Advanced Modalities: Why Cell and Gene Therapies Raise the Stakes
The rise of cell and gene therapies (CGT) has shifted the industry from "process is the product" to a paradigm where "operator is the process."
In traditional small-molecule manufacturing, chemical synthesis is highly automated and predictable. In contrast, CAR-T cell manufacturing is a biological, highly variable process. As Ryan Chen notes, "Advanced modalities introduce greater biological variability, complex potency assays, aseptic processing requirements, and sensitivity to operator technique, making transfers more technically demanding."

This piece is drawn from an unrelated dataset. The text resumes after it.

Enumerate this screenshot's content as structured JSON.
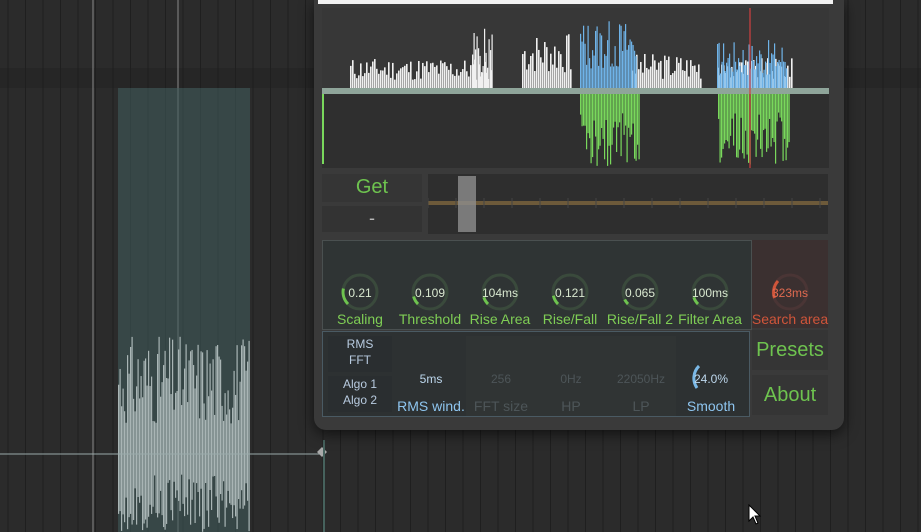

Because living cells cannot be terminally sterilized, the process itself must be pristine, and the operator’s technique becomes a critical variable in the quality of the final drug product. Subtle variations in how a technician handles cell isolation, expansion, or harvesting can lead to significant swings in product yield and efficacy. Even the interpretation of flow cytometry data—a common QC assay—can vary between operators. When this human element is not properly trained, documented, or transferred through structured knowledge management, the risk of batch failure rises exponentially.
Strategic Responses and Industry Implications
To combat this trend, industry leaders are advocating for a fundamental shift in how technology transfer is perceived. It is no longer an "end-of-development" operational task; it must be a "design-for-transfer" strategy implemented from the very beginning.
Institutionalizing Knowledge Management
Companies are moving toward integrated Quality Management Systems (QMS) that prioritize knowledge retention. This includes the use of digital twins, video-based training modules, and structured "lessons learned" databases that archive not just successful results, but the failed experiments that define the boundaries of the process.
Analytical Readiness
Investment in analytical readiness is paramount. By developing robust, standardized assays that are less reliant on subjective operator interpretation, companies can reduce the "human noise" in their data. This involves selecting CDMO partners that don’t just provide "capacity," but offer deep, modality-specific expertise and a proven track record of successful tech transfer governance.
Governance and Change Control
"Founders can mitigate these risks by designing for transfer early, institutionalizing knowledge management, and embedding strong governance and change-control discipline from the outset," says Chen. This governance must extend across the entire manufacturing network, ensuring that jurisdictional differences and supply chain variables are accounted for before the first batch is produced.
The Path Forward: Moving Beyond Compliance
The loss of tacit knowledge is a quiet, ongoing failure that directly impacts patient outcomes. When technology transfer is incomplete, the result is often higher costs, longer timelines, and a diminished ability to innovate.
For the biopharma industry, the challenge is clear: it must transition from a culture that views documentation as a regulatory hurdle to one that views knowledge management as a core intellectual asset. As we enter an era of increasingly personalized and complex medicine, the companies that succeed will be those that realize that the most valuable part of their process isn’t just the formula in the patent—it’s the accumulated wisdom of the scientists who brought it to life.
By embedding knowledge management into the digital fabric of the organization—from the earliest research bench to the final commercial fill-finish—the industry can ensure that when people move, their expertise stays, and the progress of life-saving therapies continues uninterrupted.